The Jeju Air flight from Bangkok on December 29 overshot the runway at Muan Airport as it made an emergency landing and crashed into an embankment containing navigation equipment called locators, killing all but two crew members of the 181 people on board.
“After the collision with the embankment, a fire and a partial explosion occurred. Both engines were buried in the landfill’s mound of soil, and the forward fuselage spread about 200 meters from the landfill,” the report highlighted, providing some new photos of the crash site.
The localizer helps navigate an aircraft approaching the runway, and the structure built of reinforced concrete and earth at Muan airport, which supports the system’s antennas, likely contributed to the high death toll, experts said.
The investigation will disassemble the engines, examine the components in depth, analyze air traffic control and in-flight data, and investigate the landfill, locators and evidence of bird strikes, the document says about next steps.
“These thorough investigation activities aim to determine the precise cause of the accident,” he highlighted.
MAYDAY
The report highlighted many of the initial findings South Korean investigators shared with the victims’ families on Saturday, including the pilots’ awareness of a flock of birds on the plane’s final approach.

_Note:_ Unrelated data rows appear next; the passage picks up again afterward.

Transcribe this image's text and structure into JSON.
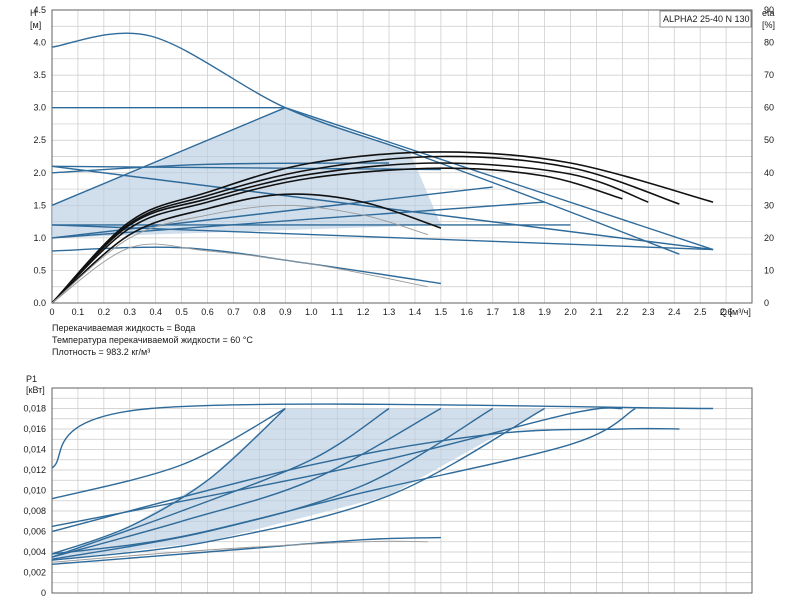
{
  "chart_data": [
    {
      "type": "line",
      "panel": "head",
      "title": "ALPHA2 25-40 N 130",
      "ylabel_top": "H",
      "ylabel_unit": "[м]",
      "y2label_top": "eta",
      "y2label_unit": "[%]",
      "xlabel": "Q [м³/ч]",
      "xlim": [
        0,
        2.7
      ],
      "ylim": [
        0,
        4.5
      ],
      "y2lim": [
        0,
        90
      ],
      "xticks": [
        "0",
        "0.1",
        "0.2",
        "0.3",
        "0.4",
        "0.5",
        "0.6",
        "0.7",
        "0.8",
        "0.9",
        "1.0",
        "1.1",
        "1.2",
        "1.3",
        "1.4",
        "1.5",
        "1.6",
        "1.7",
        "1.8",
        "1.9",
        "2.0",
        "2.1",
        "2.2",
        "2.3",
        "2.4",
        "2.5",
        "2.6"
      ],
      "yticks": [
        "0.0",
        "0.5",
        "1.0",
        "1.5",
        "2.0",
        "2.5",
        "3.0",
        "3.5",
        "4.0",
        "4.5"
      ],
      "y2ticks": [
        "0",
        "10",
        "20",
        "30",
        "40",
        "50",
        "60",
        "70",
        "80",
        "90"
      ],
      "grid": true,
      "notes": [
        "Перекачиваемая жидкость = Вода",
        "Температура перекачиваемой жидкости = 60 °C",
        "Плотность = 983.2 кг/м³"
      ],
      "shaded_area": [
        [
          0,
          1.0
        ],
        [
          0,
          1.5
        ],
        [
          0.9,
          3.0
        ],
        [
          1.38,
          2.32
        ],
        [
          1.5,
          1.2
        ],
        [
          0,
          1.0
        ]
      ],
      "series": [
        {
          "style": "blue",
          "values": [
            [
              0,
              3.93
            ],
            [
              0.38,
              4.1
            ],
            [
              0.9,
              3.0
            ],
            [
              1.38,
              2.32
            ],
            [
              1.9,
              1.55
            ],
            [
              2.42,
              0.75
            ]
          ]
        },
        {
          "style": "blue",
          "values": [
            [
              0,
              3.0
            ],
            [
              0.9,
              3.0
            ]
          ]
        },
        {
          "style": "blue",
          "values": [
            [
              0,
              1.5
            ],
            [
              0.9,
              3.0
            ]
          ]
        },
        {
          "style": "blue",
          "values": [
            [
              0.9,
              3.0
            ],
            [
              2.55,
              0.82
            ]
          ]
        },
        {
          "style": "blue",
          "values": [
            [
              0,
              2.1
            ],
            [
              1.5,
              2.05
            ]
          ]
        },
        {
          "style": "blue",
          "values": [
            [
              0,
              2.1
            ],
            [
              2.55,
              0.82
            ]
          ]
        },
        {
          "style": "blue",
          "values": [
            [
              0,
              2.0
            ],
            [
              0.6,
              2.13
            ],
            [
              1.3,
              2.15
            ]
          ]
        },
        {
          "style": "blue",
          "values": [
            [
              0,
              1.2
            ],
            [
              2.55,
              0.82
            ]
          ]
        },
        {
          "style": "blue",
          "values": [
            [
              0,
              1.2
            ],
            [
              2.0,
              1.2
            ]
          ]
        },
        {
          "style": "blue",
          "values": [
            [
              0,
              1.0
            ],
            [
              1.7,
              1.78
            ]
          ]
        },
        {
          "style": "blue",
          "values": [
            [
              0,
              1.0
            ],
            [
              1.9,
              1.55
            ]
          ]
        },
        {
          "style": "blue",
          "values": [
            [
              0,
              0.8
            ],
            [
              0.5,
              0.85
            ],
            [
              1.0,
              0.6
            ],
            [
              1.5,
              0.3
            ]
          ]
        },
        {
          "style": "black",
          "values": [
            [
              0,
              0
            ],
            [
              0.3,
              1.25
            ],
            [
              0.6,
              1.7
            ],
            [
              1.0,
              2.15
            ],
            [
              1.5,
              2.32
            ],
            [
              2.0,
              2.15
            ],
            [
              2.55,
              1.55
            ]
          ]
        },
        {
          "style": "black",
          "values": [
            [
              0,
              0
            ],
            [
              0.3,
              1.22
            ],
            [
              0.6,
              1.65
            ],
            [
              1.0,
              2.05
            ],
            [
              1.5,
              2.25
            ],
            [
              2.0,
              2.08
            ],
            [
              2.42,
              1.52
            ]
          ]
        },
        {
          "style": "black",
          "values": [
            [
              0,
              0
            ],
            [
              0.3,
              1.2
            ],
            [
              0.6,
              1.6
            ],
            [
              1.0,
              1.98
            ],
            [
              1.5,
              2.15
            ],
            [
              2.0,
              1.98
            ],
            [
              2.3,
              1.55
            ]
          ]
        },
        {
          "style": "black",
          "values": [
            [
              0,
              0
            ],
            [
              0.3,
              1.15
            ],
            [
              0.6,
              1.55
            ],
            [
              1.0,
              1.92
            ],
            [
              1.5,
              2.07
            ],
            [
              1.9,
              1.95
            ],
            [
              2.2,
              1.6
            ]
          ]
        },
        {
          "style": "black",
          "values": [
            [
              0,
              0
            ],
            [
              0.3,
              1.05
            ],
            [
              0.6,
              1.45
            ],
            [
              0.9,
              1.67
            ],
            [
              1.2,
              1.55
            ],
            [
              1.5,
              1.15
            ]
          ]
        },
        {
          "style": "gray",
          "values": [
            [
              0,
              0
            ],
            [
              0.3,
              1.0
            ],
            [
              0.6,
              1.35
            ],
            [
              0.9,
              1.5
            ],
            [
              1.2,
              1.35
            ],
            [
              1.45,
              1.05
            ]
          ]
        },
        {
          "style": "gray",
          "values": [
            [
              0,
              0
            ],
            [
              0.3,
              0.85
            ],
            [
              0.6,
              0.8
            ],
            [
              1.0,
              0.6
            ],
            [
              1.45,
              0.25
            ]
          ]
        }
      ]
    },
    {
      "type": "line",
      "panel": "power",
      "ylabel_top": "P1",
      "ylabel_unit": "[кВт]",
      "xlim": [
        0,
        2.7
      ],
      "ylim": [
        0,
        0.02
      ],
      "yticks": [
        "0",
        "0,002",
        "0,004",
        "0,006",
        "0,008",
        "0,010",
        "0,012",
        "0,014",
        "0,016",
        "0,018"
      ],
      "grid": true,
      "shaded_area": [
        [
          0,
          0.0035
        ],
        [
          0.9,
          0.018
        ],
        [
          1.9,
          0.018
        ],
        [
          0,
          0.0035
        ]
      ],
      "series": [
        {
          "style": "blue",
          "values": [
            [
              0,
              0.0122
            ],
            [
              0.38,
              0.018
            ],
            [
              2.55,
              0.018
            ]
          ]
        },
        {
          "style": "blue",
          "values": [
            [
              0,
              0.0092
            ],
            [
              0.5,
              0.0125
            ],
            [
              0.9,
              0.018
            ]
          ]
        },
        {
          "style": "blue",
          "values": [
            [
              0,
              0.0038
            ],
            [
              0.3,
              0.0065
            ],
            [
              0.6,
              0.011
            ],
            [
              0.9,
              0.018
            ]
          ]
        },
        {
          "style": "blue",
          "values": [
            [
              0,
              0.0035
            ],
            [
              0.5,
              0.008
            ],
            [
              1.0,
              0.013
            ],
            [
              1.3,
              0.018
            ]
          ]
        },
        {
          "style": "blue",
          "values": [
            [
              0,
              0.0035
            ],
            [
              0.5,
              0.007
            ],
            [
              1.0,
              0.011
            ],
            [
              1.5,
              0.018
            ]
          ]
        },
        {
          "style": "blue",
          "values": [
            [
              0,
              0.0033
            ],
            [
              0.6,
              0.006
            ],
            [
              1.2,
              0.0105
            ],
            [
              1.7,
              0.018
            ]
          ]
        },
        {
          "style": "blue",
          "values": [
            [
              0,
              0.0032
            ],
            [
              0.6,
              0.005
            ],
            [
              1.3,
              0.0095
            ],
            [
              1.9,
              0.018
            ]
          ]
        },
        {
          "style": "blue",
          "values": [
            [
              0,
              0.0038
            ],
            [
              0.5,
              0.0055
            ],
            [
              1.2,
              0.0098
            ],
            [
              2.0,
              0.0145
            ],
            [
              2.25,
              0.018
            ]
          ]
        },
        {
          "style": "blue",
          "values": [
            [
              0,
              0.006
            ],
            [
              1.0,
              0.0125
            ],
            [
              1.7,
              0.0155
            ],
            [
              2.2,
              0.016
            ],
            [
              2.42,
              0.016
            ]
          ]
        },
        {
          "style": "blue",
          "values": [
            [
              0,
              0.0065
            ],
            [
              1.2,
              0.0125
            ],
            [
              2.0,
              0.0175
            ],
            [
              2.2,
              0.018
            ]
          ]
        },
        {
          "style": "blue",
          "values": [
            [
              0,
              0.0028
            ],
            [
              0.6,
              0.004
            ],
            [
              1.2,
              0.0052
            ],
            [
              1.5,
              0.0054
            ]
          ]
        },
        {
          "style": "gray",
          "values": [
            [
              0,
              0.003
            ],
            [
              0.6,
              0.0042
            ],
            [
              1.2,
              0.005
            ],
            [
              1.45,
              0.005
            ]
          ]
        }
      ]
    }
  ],
  "colors": {
    "blue": "#2f6b9a",
    "black": "#111111",
    "gray": "#9a9a9a",
    "shade": "#b9cde0",
    "grid": "#c9c9c9"
  }
}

The exact time the bird strike was reported by the pilots remains unconfirmed, the accident document explained, but the aircraft “made an emergency declaration (Mayday x 3) for a bird strike during a turn.”
Bird strikes that caused damage to both engines are rare, although there have been successful cases of pilots landing without fatalities in such situations, including the “Miracle on the Hudson” river landing in the US in 2009 and one in a cornfield in Russia in 2019.
Investigators often piece together the final moments before a disaster by carefully synchronizing voice and data recordings to understand how the crew and plane interacted.
But these vital clues are not available for the Jeju Air crash because recorders stopped recording shortly before the pilots declared the emergency and about four minutes before impact.
The aircraft was at an altitude of 152 meters flying at 298 km/h and about two km away from the runway at the time the flight recorders stopped recording, the document points out.
Backup power for recordings
Since 2010, new U.S.-built planes have been required to have enough backup power to provide 10 minutes of extra data recording if onboard electrical power fails following a series of incidents in which recorders stopped working.
However, the change came eight months after the 737-800 involved in the Jeju crash apparently left the Boeing factory, according to data from FlightRadar24.
South Korea’s Aviation and Railway Accident Investigation Board shared the report with the International Civil Aviation Organization (ICAO), Thailand, the United States and France, which are the home states of the plane and engine manufacturers, an official said. employee this Monday (27).
Under global aviation guidelines, investigators issue preliminary reports after 30 days and a final report is expected within a year.